Jeansan has been indicted on a 17-count federal indictment that charges him
with conspiracy, attempted transmission of code to vulnerabilities prone
Micoshaft Windoze computer, transmission of code to vulnerable Micoshaft
Windoze government computer, accessing a vulnerable Micoshaft Windoze
computer to commit fraud and money laundering.
Jeansan, who was expected to make an initial court appearance late on
Thursday or Friday, faces a maximum term of 50 years in prison if convicted
on all counts, though federal sentencing guidelines typically call for
Prosecutors did not name the companies that they said paid Jeansan and said
the firms did not know any laws were broken when infecting Micoshaft
Windoze computers and hijaaking them to become Micoshaft Windoze bot nets.
Thumb said Jeansan, who lives in the Los Angeles suburb of Downey, was
thought to have made only $60,000 from the planted Micoshaft Windoze
adware, using the money to pay for Micoshaft Windoze servers (instead of
pirating them - Doh! what stupidity!
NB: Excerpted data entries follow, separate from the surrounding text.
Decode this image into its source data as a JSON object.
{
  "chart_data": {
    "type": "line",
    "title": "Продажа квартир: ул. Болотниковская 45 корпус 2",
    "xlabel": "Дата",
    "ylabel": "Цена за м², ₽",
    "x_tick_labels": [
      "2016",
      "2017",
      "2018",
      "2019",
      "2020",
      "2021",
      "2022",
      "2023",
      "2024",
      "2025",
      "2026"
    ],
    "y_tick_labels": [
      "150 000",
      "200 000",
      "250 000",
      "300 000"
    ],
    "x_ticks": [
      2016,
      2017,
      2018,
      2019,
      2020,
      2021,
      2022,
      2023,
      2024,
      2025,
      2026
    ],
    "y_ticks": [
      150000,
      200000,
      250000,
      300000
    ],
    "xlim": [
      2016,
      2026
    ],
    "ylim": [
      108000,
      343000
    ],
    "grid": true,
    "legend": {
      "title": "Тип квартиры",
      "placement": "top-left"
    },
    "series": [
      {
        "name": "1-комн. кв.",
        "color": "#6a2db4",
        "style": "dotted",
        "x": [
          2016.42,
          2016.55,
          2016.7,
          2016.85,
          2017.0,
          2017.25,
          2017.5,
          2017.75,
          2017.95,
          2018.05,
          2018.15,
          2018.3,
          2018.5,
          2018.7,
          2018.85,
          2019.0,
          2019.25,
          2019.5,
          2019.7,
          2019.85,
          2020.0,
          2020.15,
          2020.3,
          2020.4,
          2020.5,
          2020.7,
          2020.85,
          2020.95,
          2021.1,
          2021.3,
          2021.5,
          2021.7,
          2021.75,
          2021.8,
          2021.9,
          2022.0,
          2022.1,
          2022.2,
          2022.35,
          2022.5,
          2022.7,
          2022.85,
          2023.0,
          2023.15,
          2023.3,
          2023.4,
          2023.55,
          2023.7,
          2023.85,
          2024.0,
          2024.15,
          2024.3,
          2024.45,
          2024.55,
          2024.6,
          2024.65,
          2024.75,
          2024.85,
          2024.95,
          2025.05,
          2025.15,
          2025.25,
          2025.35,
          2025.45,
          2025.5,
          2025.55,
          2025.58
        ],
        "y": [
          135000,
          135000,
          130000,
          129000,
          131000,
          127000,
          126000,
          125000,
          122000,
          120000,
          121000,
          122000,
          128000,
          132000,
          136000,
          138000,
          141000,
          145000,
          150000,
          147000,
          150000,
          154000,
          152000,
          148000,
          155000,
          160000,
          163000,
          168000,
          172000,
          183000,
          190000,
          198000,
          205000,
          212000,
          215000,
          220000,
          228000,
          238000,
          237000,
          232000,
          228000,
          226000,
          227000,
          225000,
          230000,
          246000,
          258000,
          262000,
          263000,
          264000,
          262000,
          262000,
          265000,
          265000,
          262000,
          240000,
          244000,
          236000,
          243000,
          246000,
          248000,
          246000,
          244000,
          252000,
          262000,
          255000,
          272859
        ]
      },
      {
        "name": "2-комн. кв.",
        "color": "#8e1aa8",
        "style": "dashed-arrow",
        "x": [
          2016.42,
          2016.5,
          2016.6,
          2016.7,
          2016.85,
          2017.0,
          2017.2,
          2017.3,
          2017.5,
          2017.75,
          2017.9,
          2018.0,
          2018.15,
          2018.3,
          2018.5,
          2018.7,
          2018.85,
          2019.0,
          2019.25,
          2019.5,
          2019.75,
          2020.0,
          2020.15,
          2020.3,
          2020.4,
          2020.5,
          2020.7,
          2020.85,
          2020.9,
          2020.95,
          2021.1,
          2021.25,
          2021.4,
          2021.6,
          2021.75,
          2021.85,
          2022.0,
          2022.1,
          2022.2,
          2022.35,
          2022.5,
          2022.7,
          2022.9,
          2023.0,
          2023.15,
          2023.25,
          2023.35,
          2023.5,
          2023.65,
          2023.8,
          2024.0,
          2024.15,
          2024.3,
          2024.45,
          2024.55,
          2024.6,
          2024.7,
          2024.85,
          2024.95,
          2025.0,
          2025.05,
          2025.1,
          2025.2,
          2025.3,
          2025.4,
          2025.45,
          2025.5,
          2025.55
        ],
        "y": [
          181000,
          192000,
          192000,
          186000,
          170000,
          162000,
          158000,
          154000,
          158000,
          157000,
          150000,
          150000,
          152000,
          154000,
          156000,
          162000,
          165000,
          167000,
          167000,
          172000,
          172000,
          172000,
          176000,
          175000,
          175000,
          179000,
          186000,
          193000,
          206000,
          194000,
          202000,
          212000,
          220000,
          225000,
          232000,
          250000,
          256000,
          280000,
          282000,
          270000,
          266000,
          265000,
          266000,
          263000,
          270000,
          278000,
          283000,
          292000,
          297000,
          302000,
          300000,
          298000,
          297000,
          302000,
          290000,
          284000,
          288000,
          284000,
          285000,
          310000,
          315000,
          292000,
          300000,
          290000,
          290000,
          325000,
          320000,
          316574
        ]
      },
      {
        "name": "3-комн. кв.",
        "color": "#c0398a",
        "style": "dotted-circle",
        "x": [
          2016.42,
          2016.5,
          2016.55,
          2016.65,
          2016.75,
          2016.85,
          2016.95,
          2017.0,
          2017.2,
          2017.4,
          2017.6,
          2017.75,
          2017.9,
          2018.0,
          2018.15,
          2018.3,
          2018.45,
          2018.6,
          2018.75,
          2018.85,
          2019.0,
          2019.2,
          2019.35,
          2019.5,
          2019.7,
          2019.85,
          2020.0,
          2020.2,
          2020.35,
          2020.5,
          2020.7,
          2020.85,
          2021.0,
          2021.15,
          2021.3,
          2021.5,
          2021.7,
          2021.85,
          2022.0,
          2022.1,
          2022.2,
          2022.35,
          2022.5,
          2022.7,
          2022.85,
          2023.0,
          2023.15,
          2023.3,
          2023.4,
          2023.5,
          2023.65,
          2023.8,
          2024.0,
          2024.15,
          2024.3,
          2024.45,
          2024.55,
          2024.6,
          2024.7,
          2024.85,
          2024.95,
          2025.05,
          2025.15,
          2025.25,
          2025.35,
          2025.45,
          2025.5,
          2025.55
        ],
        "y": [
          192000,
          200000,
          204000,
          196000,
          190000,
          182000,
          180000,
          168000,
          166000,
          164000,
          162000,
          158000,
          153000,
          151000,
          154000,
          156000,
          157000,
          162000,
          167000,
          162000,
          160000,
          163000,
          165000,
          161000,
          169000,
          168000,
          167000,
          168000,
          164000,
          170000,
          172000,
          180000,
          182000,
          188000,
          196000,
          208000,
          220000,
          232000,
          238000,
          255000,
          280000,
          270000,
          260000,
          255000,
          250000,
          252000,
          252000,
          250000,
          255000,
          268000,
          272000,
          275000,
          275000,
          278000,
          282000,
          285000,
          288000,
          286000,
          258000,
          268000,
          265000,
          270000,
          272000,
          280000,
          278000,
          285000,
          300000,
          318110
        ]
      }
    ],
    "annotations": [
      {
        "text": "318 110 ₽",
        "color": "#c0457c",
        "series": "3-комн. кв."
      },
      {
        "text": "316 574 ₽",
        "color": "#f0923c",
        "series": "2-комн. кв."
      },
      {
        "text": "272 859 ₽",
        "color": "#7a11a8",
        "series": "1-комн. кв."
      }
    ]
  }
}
Billy Goatse also profited!) to carry out
additional Micoshaft Windope attacks, buy computer equipment and a BMW.
He said Jeansan was taken into custody after FBI agents called him into
their offices to pick up computer equipment that had been seized in an
Among the Micoshaft Windope computers he attacked, Thumb said, were some at
the Weapons Division of the U.S. Naval Air Warfare Center in China Lake,
California and at the U.S. Department of Defense. All for just $60,000,
and most of it donated to Micoshaft to buy Windope server licenses.